DY 4: Poster Session II: Nonlinear Dynamics, Simulations and Machine Learning

DY 4.8: Poster

Dienstag, 28. September 2021, 17:30–19:30, P

Calculating Raman Spectra using Kernel-Based Machine Learning — •Manuel Grumet¹, Karin S. Thalmann¹, Tomáš Bučko^2,3, and David A. Egger¹ — ¹Technical University of Munich, Germany — ²Comenius University in Bratislava, Slovakia — ³Slovak Academy of Sciences, Slovakia

First-principles theoretical predictions of Raman spectra are possible using either a phonon-based approach or molecular dynamics (MD) simulations. In both cases, the polarizability tensor of the system, α, is the central quantity. Specifically, the Raman spectrum is obtained from Fourier-transformed velocity autocorrelation functions (VACs) of tensor invariants of α in the MD method [1]. This requires a large number of evaluations of α and thus leads to high computational cost.

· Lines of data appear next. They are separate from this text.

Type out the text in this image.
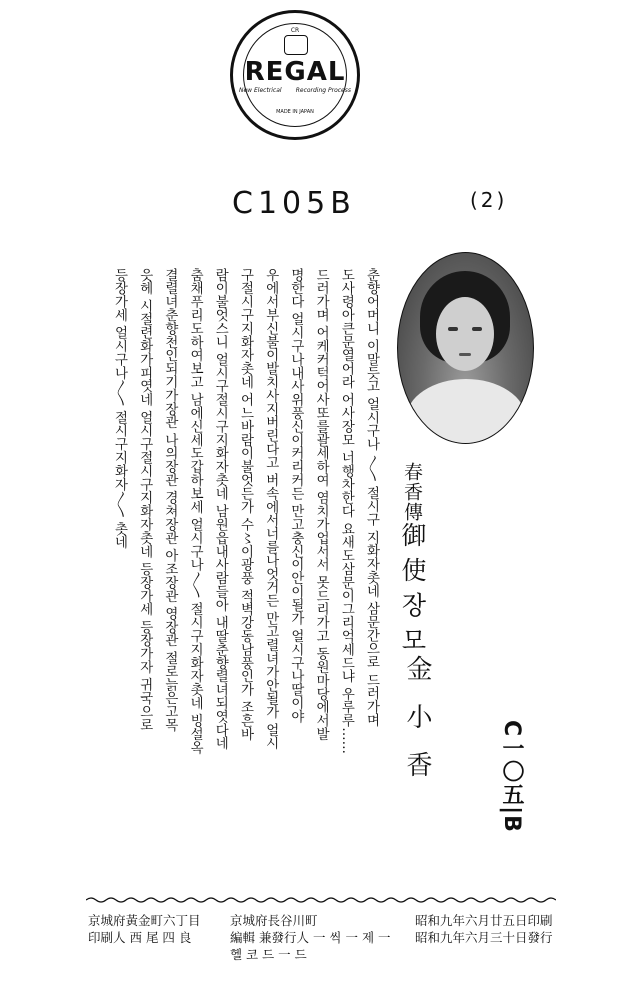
CR
REGAL
New Electrical Recording Process
MADE IN JAPAN
C105B	(2)
春香傳御使장모
金小香	C一〇五|B
춘향어머니 이말듯고 얼시구나 〳〵 절시구 지화자촛네 삼문간으로 드러가며
도사령아큰문열어라 어사장모 너행차한다 요새도삼문이그리억세드냐 우루루……
드러가며 어케커턱어사또를괄세하여 염치가업서서 못드리가고 동원마당에서발
명한다 얼시구나내사위풍신이커리커든 만고충신이안이될가 얼시구나딸이야
우에서부신불이발치사지버린다고 버속에서너를나엇거든 만고렬녀가안될가 얼시
구절시구지화자촛네 어느바람이불엇든가 수〻이광풍 적벽강동남풍인가 조흔바
람이불엇스니 얼시구절시구지화자촛네 남원읍내사람들아 내딸춘향렬녀되엿다네
춤채푸리도하여보고 남에신세도갑하보세 얼시구나〳〵 절시구지화자촛네 빙설옥
결렬녀춘향천인되기가장관 나의장관 경쳐장관 아조장관 영장관 절로늙은고목
읏헤 시절련화가피엿네 얼시구절시구지화자촛네 등장가세 등장가자 귀국으로
등장가세 얼시구나〳〵 절시구지화자〳〵 촛네
昭和九年六月廿五日印刷
昭和九年六月三十日發行
京城府長谷川町
編輯 兼發行人 一 씩 一 제 一
헬 코 드 一 드
京城府黃金町六丁目
印刷人 西 尾 四 良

We use kernel-based machine learning (ML) to reduce the number of polarizability calculations needed. In this approach, a subset of all configurations serves as a training data set, and polarizabilities for all other configurations are predicted using ML methods. In particular, we obtain the polarizabilites using kernel ridge regression with descriptors based on the atomic neighbourhood density around each atom [2,3].

We apply these methods to a number of test systems, consisting of small molecules and simple solids. We compare different descriptors with regard to the size of the training data set required to obtain accurate predictions for polarizabilties and Raman spectra.

[1] M. Thomas et al., Phys. Chem. Chem. Phys. 15, 6608 (2013)

[2] N. Raimbault et al., New J. Phys. 21, 105001 (2019)

[3] A. P. Bartók et al., Phys. Rev. B 87, 184115 (2013)